This example calculates the cross-validation error for four GLM models based on the Gaussian family.
Input
The input table, housing_train, is from GLM Example 3: Gaussian Distribution Analysis with Default Options.
SQL Call
The LinkFunction and Intercept arguments specify the four GLM models to validate.

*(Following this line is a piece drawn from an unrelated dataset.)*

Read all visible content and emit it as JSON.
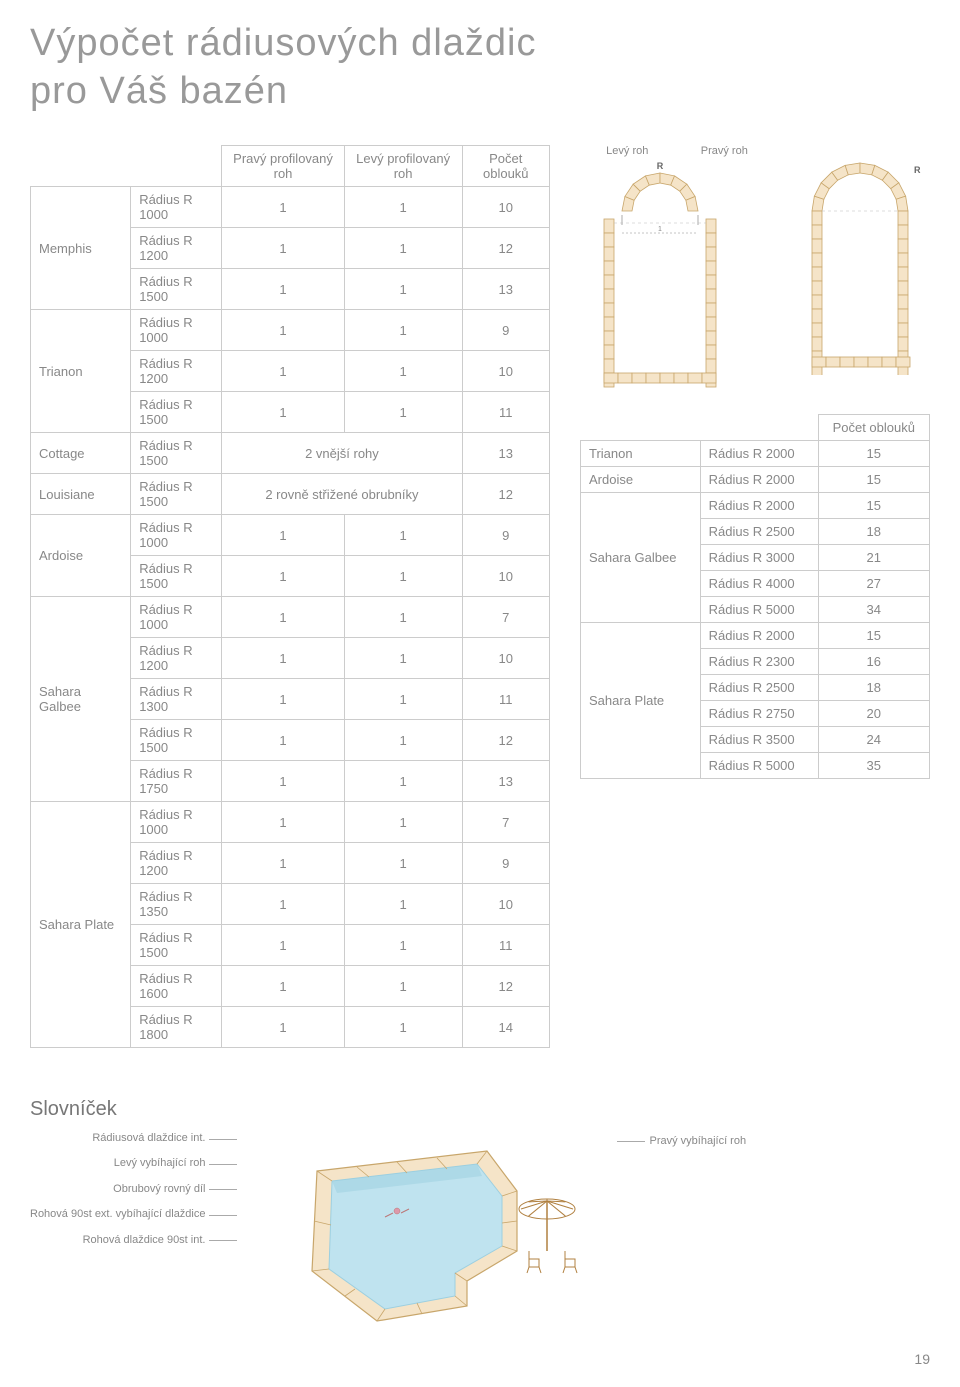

SELECT * FROM CrossValidation ( ON housing_train AS InputTable OUT TABLE CVTable (glmcvtable) USING Family ('gaussian') FunctionName ('glm') InputColumns ('price ','lotsize ','bedrooms ','bathrms ', 'stories ','garagepl','driveway ','recroom ','fullbase ','gashw ', 'airco ','prefarea','homestyle') CategoricalColumns ('driveway ','recroom ','fullbase ','gashw ', 'airco ','prefarea','homestyle') LinkFunction ('identity','log','identity','log') Intercept ('t','f','f','t') FoldNum (3) CVParams ('LinkFunction','Intercept') Metric ('MSE') ) AS dt;
Output
message |
---|
Finished. Results can be found in table specified in the argument CVTable |
This query returns the following table:
SELECT * FROM glmcvtable;
linkfunction intercept model cverror ------------ ---------- ------------------ ---------------------- identity t "cv_outputtable_0" 1.15206987686268E 008 log f "cv_outputtable_1" 5.33687796406253E 009 log t "cv_outputtable_3" 5.33687796401766E 009 identity f "cv_outputtable_2" 1.15206981069037E 008
The cross-validation error shows that the default link function, identity, performs better than the log link function.